In fact, the instructions simply present Moss' theory of the case. In choosing how to present his own case, Moss came to a fork in the road at which he had to decide whether to argue that the State did not prove he was at the motel during the killing or to argue that he was there but did not participate in the killing. He chose the latter route and he did so in the hope of persuading the jury to acquit him. Moss himself presented evidence that he was present at the scene of the crime with two accomplices. He cannot now complain that the instruction submitting his theory suggested he was at the scene of the crime; his own testimony showed that he was. There is no due process violation here.
Moss also argues that the evidence against him was not sufficient for a jury to have found him guilty beyond a reasonable doubt. He argues that if the trial court had directed a verdict for him at the close of the State's case, as it ought to have, he would not have had to present evidence placing him at the scene of the crime, and that without his testimony, there was no sufficient evidence placing him at the scene of the crime.
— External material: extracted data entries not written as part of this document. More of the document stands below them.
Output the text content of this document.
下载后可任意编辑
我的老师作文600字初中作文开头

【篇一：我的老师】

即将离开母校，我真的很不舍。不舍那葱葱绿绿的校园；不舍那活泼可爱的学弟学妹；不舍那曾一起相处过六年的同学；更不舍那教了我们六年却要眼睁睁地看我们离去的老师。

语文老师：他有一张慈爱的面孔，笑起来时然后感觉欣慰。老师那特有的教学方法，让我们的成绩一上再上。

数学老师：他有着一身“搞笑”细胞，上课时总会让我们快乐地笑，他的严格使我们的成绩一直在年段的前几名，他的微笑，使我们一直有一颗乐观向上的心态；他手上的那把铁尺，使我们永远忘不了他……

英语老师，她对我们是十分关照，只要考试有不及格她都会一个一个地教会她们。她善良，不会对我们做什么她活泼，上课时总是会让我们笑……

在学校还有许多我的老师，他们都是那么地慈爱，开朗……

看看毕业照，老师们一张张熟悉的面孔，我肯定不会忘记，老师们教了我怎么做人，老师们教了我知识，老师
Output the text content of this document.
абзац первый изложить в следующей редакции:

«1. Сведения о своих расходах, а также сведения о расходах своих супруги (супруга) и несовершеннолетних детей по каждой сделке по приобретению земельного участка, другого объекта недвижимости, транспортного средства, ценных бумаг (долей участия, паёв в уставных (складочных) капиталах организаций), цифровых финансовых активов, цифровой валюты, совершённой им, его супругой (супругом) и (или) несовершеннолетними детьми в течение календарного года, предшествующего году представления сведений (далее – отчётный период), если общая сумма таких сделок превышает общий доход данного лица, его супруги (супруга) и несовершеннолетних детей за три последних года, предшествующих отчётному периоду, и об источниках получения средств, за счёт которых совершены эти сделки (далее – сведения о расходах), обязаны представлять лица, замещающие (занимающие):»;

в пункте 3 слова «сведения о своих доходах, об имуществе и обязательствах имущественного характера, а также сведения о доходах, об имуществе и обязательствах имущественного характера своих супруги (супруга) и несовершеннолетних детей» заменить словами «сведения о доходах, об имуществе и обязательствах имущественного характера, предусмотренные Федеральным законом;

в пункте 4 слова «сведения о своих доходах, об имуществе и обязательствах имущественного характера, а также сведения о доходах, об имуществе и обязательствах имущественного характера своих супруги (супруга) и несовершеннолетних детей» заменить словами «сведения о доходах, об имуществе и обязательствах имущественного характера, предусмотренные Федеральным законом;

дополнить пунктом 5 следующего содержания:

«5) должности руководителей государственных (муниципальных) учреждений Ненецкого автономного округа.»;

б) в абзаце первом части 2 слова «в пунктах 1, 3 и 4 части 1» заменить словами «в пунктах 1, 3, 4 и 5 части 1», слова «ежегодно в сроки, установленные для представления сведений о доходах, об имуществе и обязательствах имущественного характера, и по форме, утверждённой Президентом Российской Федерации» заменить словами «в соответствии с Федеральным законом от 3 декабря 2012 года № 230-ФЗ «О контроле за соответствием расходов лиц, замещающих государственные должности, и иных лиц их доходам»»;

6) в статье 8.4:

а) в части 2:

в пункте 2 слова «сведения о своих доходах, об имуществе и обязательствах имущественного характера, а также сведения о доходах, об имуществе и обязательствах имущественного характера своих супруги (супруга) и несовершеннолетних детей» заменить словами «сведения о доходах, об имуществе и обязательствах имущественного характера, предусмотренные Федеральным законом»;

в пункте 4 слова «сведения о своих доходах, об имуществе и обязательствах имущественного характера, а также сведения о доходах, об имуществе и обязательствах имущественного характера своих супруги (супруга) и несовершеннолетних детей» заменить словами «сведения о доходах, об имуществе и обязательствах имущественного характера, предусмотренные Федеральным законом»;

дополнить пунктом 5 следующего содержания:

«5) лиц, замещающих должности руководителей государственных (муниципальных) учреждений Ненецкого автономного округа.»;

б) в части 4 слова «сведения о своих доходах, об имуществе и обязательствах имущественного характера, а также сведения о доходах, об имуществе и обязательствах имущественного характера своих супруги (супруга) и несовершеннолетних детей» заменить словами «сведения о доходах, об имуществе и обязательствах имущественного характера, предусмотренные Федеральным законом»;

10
Applying the standard stated in Jackson v. Virginia, 443 U.S. 307, 319, 99 S. Ct. 2781, 2789, 61 L. Ed. 2d 560 (1979), we conclude that considering all the evidence in the light most favorable to the prosecution, a rational factfinder could have found Moss guilty beyond a reasonable doubt.
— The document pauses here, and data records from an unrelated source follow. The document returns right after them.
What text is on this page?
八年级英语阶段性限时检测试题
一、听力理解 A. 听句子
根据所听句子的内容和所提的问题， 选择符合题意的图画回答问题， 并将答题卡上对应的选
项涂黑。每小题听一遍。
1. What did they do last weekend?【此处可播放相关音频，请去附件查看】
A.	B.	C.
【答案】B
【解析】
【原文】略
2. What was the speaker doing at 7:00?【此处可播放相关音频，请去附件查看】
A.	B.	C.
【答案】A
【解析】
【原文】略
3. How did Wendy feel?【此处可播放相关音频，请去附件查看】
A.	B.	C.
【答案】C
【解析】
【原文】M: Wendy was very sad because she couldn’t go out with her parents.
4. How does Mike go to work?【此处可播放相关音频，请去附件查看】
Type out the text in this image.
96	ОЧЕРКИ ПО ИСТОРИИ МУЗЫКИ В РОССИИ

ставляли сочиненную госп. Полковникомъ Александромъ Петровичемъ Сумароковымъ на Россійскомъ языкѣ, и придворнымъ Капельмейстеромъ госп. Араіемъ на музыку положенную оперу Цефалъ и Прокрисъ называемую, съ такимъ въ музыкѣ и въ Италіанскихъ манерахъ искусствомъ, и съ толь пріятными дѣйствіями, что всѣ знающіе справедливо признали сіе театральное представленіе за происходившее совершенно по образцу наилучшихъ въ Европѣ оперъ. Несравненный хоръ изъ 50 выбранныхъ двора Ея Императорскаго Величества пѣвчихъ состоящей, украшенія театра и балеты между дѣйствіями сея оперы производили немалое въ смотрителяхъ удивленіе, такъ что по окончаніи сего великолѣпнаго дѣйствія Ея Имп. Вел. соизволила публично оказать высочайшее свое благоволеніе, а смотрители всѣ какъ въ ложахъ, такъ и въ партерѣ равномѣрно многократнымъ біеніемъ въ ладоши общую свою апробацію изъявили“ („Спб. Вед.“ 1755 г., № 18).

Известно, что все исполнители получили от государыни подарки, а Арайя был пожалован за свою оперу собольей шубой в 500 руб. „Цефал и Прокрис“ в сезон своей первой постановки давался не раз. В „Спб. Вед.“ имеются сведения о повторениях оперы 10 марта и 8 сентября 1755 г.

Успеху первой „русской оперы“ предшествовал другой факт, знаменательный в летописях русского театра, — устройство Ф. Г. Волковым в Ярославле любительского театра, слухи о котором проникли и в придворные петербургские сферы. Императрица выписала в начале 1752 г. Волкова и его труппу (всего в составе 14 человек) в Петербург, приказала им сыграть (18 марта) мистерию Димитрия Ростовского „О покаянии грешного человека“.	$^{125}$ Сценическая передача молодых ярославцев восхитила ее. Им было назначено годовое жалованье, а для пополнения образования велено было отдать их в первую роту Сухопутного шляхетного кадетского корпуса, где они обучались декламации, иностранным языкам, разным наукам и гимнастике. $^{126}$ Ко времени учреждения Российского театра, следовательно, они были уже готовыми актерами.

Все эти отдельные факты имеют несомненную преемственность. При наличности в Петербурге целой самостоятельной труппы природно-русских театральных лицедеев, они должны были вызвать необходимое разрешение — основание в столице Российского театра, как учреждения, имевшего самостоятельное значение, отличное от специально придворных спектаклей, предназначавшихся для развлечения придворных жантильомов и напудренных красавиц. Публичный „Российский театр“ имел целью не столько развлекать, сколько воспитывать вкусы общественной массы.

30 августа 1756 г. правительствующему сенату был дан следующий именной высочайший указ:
The most salient bit of evidence against Moss was that the bullets removed from Moss' leg and from Bussard, respectively, matched ballistically with the .22 revolver found underneath the body of the victim, Mr. Garner. A trace metal test showed that Mr. Garner had held metal shortly before his death, and the results were consistent with his having used a gun. Additionally, at the time he sought treatment for his wound, Moss was questioned by different people about his gunshot wound and gave two completely different stories. He also denied knowing Bussard, although they were well acquainted and he had been seen in Bussard's company the day of the murder.
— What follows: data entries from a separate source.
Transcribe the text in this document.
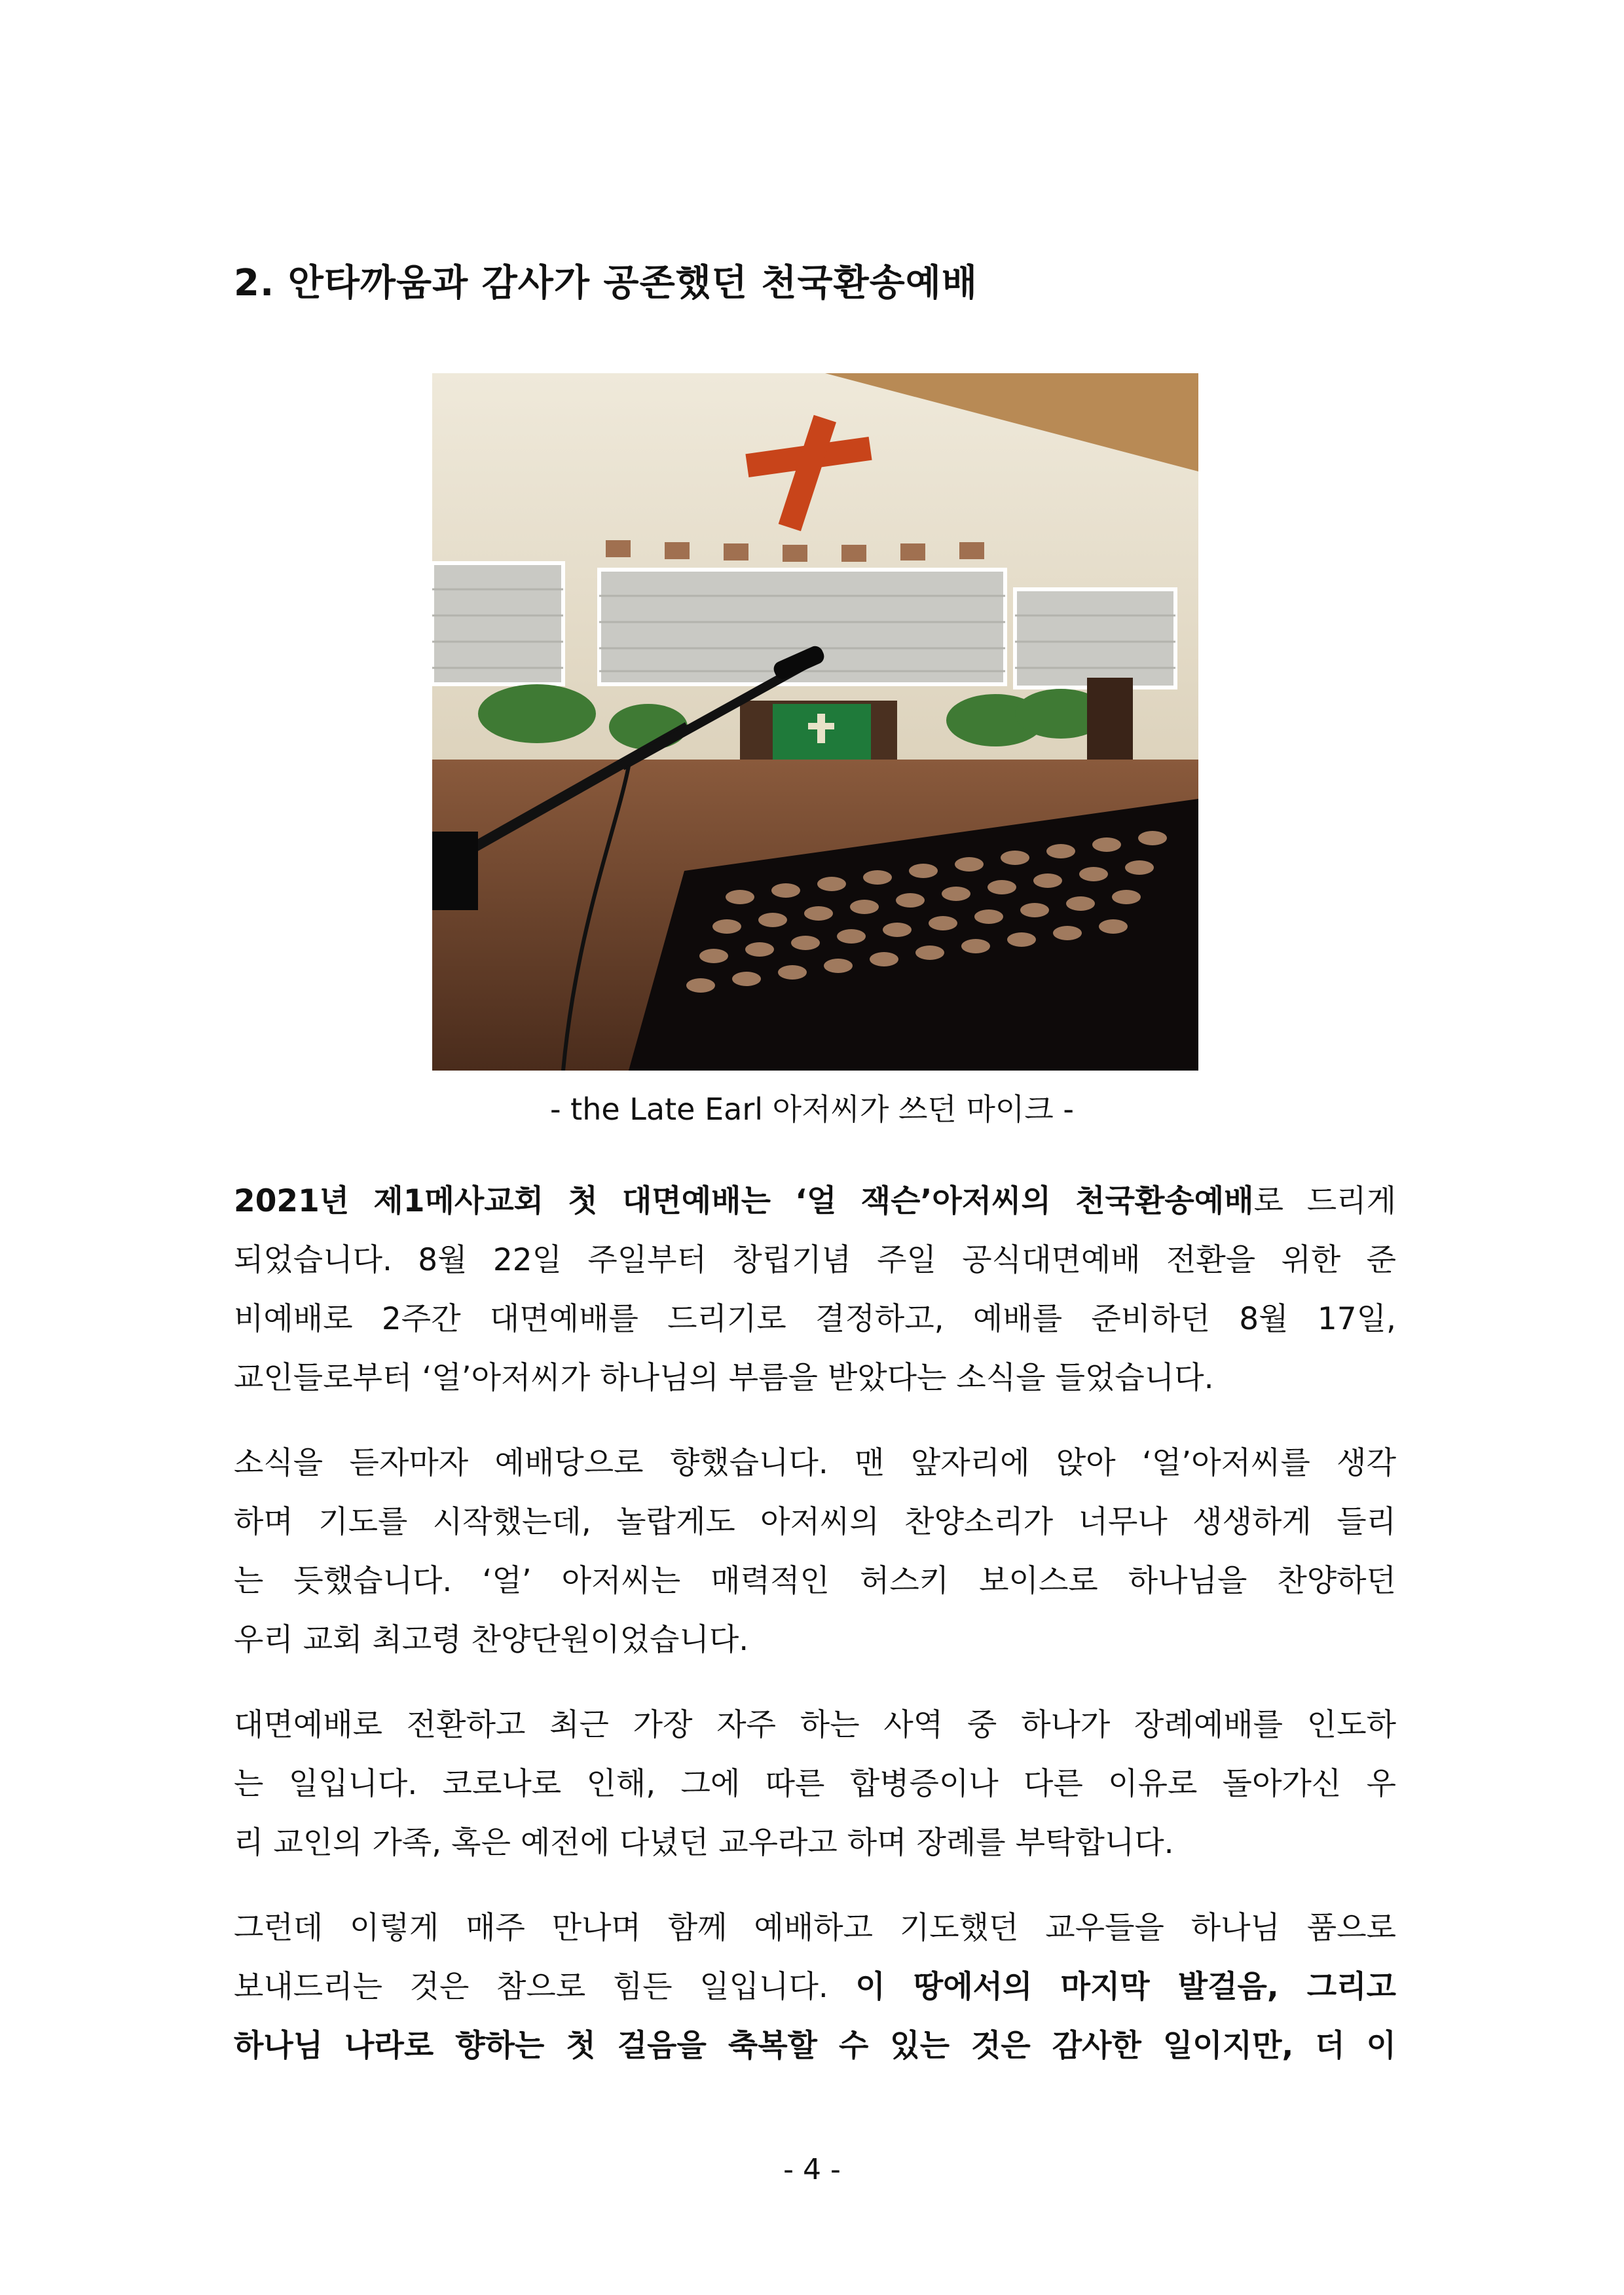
2. 안타까움과 감사가 공존했던 천국환송예배
- the Late Earl 아저씨가 쓰던 마이크 -
2021년 제1메사교회 첫 대면예배는 ‘얼 잭슨’아저씨의 천국환송예배로 드리게
되었습니다. 8월 22일 주일부터 창립기념 주일 공식대면예배 전환을 위한 준
비예배로 2주간 대면예배를 드리기로 결정하고, 예배를 준비하던 8월 17일,
교인들로부터 ‘얼’아저씨가 하나님의 부름을 받았다는 소식을 들었습니다.
소식을 듣자마자 예배당으로 향했습니다. 맨 앞자리에 앉아 ‘얼’아저씨를 생각
하며 기도를 시작했는데, 놀랍게도 아저씨의 찬양소리가 너무나 생생하게 들리
는 듯했습니다. ‘얼’ 아저씨는 매력적인 허스키 보이스로 하나님을 찬양하던
우리 교회 최고령 찬양단원이었습니다.
대면예배로 전환하고 최근 가장 자주 하는 사역 중 하나가 장례예배를 인도하
는 일입니다. 코로나로 인해, 그에 따른 합병증이나 다른 이유로 돌아가신 우
리 교인의 가족, 혹은 예전에 다녔던 교우라고 하며 장례를 부탁합니다.
그런데 이렇게 매주 만나며 함께 예배하고 기도했던 교우들을 하나님 품으로
보내드리는 것은 참으로 힘든 일입니다. 이 땅에서의 마지막 발걸음, 그리고
하나님 나라로 향하는 첫 걸음을 축복할 수 있는 것은 감사한 일이지만, 더 이
- 4 -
These facts support the inference that Moss was at the scene of the crime without depending on Moss' admission during the presentation of his case.
Third, Moss argues that he is entitled to relief because of prosecutorial misconduct in asking about his possession of a gun in Arizona several years earlier. The trial judge admonished the jury to ignore the question. Moss argues that the prosecutor asked the question without a good faith basis and thus rendered the trial fundamentally unfair. The Arkansas Supreme Court rejected that argument on the grounds that Moss failed to preserve it in the trial court. Moss v. State, 280 Ark. 27, 655 S.W.2d 375, 376 (1983). Therefore, the argument is barred by procedural default. Moss also argues that a mistrial was granted in an Arkansas case so similar to his that failure to grant him a mistrial constituted an equal protection violation. Moss did not raise the equal protection argument in the district court, and so we shall not address it further.
Finally, Moss argues that he was denied his right to an impartial jury by the trial court's refusal to strike for cause a venireman whose mother had already been empaneled as a juror. The Arkansas trial and appellate courts found that the juror manifested no bias. This finding of fact is entitled to a presumption of correctness under 28 U.S.C. § 2254(d). Moss has not overcome that presumption. Moss also argues that the relationship between these jurors constituted implied bias under Ark.Code Ann. § 16-33-304 (Michie 1987). The Arkansas Supreme Court implicitly rejected this argument in its discussion. Moss, 655 S.W.2d at 376.
We affirm the judgment of the district court denying the writ.